Sylvaine ne répondait que par des larmes. Un chagrin aigu remplissait son âme ; la terre soudain lui manquait, et sans un regret, pendant quelques secondes, elle désira véhémentement la mort.
Nelly s’était relevée, Sylvaine la regarda à la dérobée : elle lui apparaissait maintenant comme une sorte d’énigme mystérieuse… Elle avait aimé Albéric, et lui aussi l’avait aimée… Elle avait commis un terrible péché ; elle avait forfait à cet honneur de femme que Sylvaine avait été élevée à tenir plus précieux que la vie… Et Nelly ne lui faisait pas horreur ! Elle en avait compassion. Oh ! quel avait été le crime d’Albéric ! Albéric qu’elle croyait si bon… qu’elle chérissait il n’y a qu’un moment…
Nelly reprit d’une voix qui trahissait sa profonde émotion :
— Nous nous dirons adieu, petite Sylvaine ; j’aime mieux ne pas vous revoir.
— Oh ! Nelly, vous m’écrirez, vous m’écrirez quelquefois.
— Si vous le souhaitez, oui… J’ai gâté votre vie, mais je ne pouvais pas honnêtement me taire.

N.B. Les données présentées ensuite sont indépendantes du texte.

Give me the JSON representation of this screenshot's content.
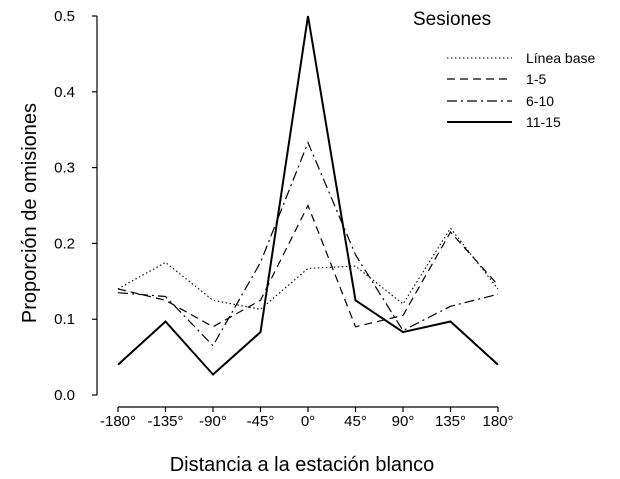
{
  "chart_data": {
    "type": "line",
    "title": "",
    "xlabel": "Distancia a la estación blanco",
    "ylabel": "Proporción de omisiones",
    "categories": [
      "-180°",
      "-135°",
      "-90°",
      "-45°",
      "0°",
      "45°",
      "90°",
      "135°",
      "180°"
    ],
    "yticks": [
      "0.0",
      "0.1",
      "0.2",
      "0.3",
      "0.4",
      "0.5"
    ],
    "ylim": [
      0,
      0.5
    ],
    "grid": false,
    "legend": {
      "title": "Sesiones",
      "position": "top-right"
    },
    "series": [
      {
        "name": "Línea base",
        "style": "dotted",
        "values": [
          0.14,
          0.175,
          0.125,
          0.113,
          0.167,
          0.17,
          0.12,
          0.22,
          0.14
        ]
      },
      {
        "name": "1-5",
        "style": "dashed",
        "values": [
          0.14,
          0.125,
          0.09,
          0.125,
          0.25,
          0.09,
          0.105,
          0.215,
          0.145
        ]
      },
      {
        "name": "6-10",
        "style": "dashdot",
        "values": [
          0.135,
          0.13,
          0.065,
          0.175,
          0.333,
          0.185,
          0.085,
          0.117,
          0.133
        ]
      },
      {
        "name": "11-15",
        "style": "solid",
        "values": [
          0.04,
          0.097,
          0.027,
          0.083,
          0.5,
          0.125,
          0.083,
          0.097,
          0.04
        ]
      }
    ]
  }
}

— Non, vous ne le pouviez pas.
— Bonsoir, Sylvaine.
— Bonsoir, Nelly.
Leurs mains ne se cherchèrent pas ; la porte se ferma et Sylvaine se trouva seule.
Elle put alors reprendre haleine, essayer de comprendre ce qu’on venait de lui apprendre. Une pensée dominait toutes les autres : Albéric était perdu pour elle… perdu… Tout son être frémissait d’une sorte de répulsion, et le souvenir affreux d’Archie Elliot essayant de la presser dans ses bras la torturait. Le monde n’était donc que mal, que péché ?…
Alors, l’amour si doux, si pur, dont sa grand’mère l’avait entretenue, auquel elle avait cru, n’existait pas. Elle remémora avec désespoir toutes les révélations cruelles des derniers mois, Mme Hurstmonceaux et ses abominables insinuations. La honte dont on l’avait soupçonnée était donc possible ? Le mot se formula en elle comme une brûlure : Nelly avait été la maîtresse d’Albéric… Nelly, si fière, si digne… Une chose pareille pouvait arriver ! Alors, comment vivre ? Où chercher le refuge ? où trouver la paix ? Elle eut la vision des religieuses à voile blanc chantant le soir dans le jardin à l’heure de l’angélus.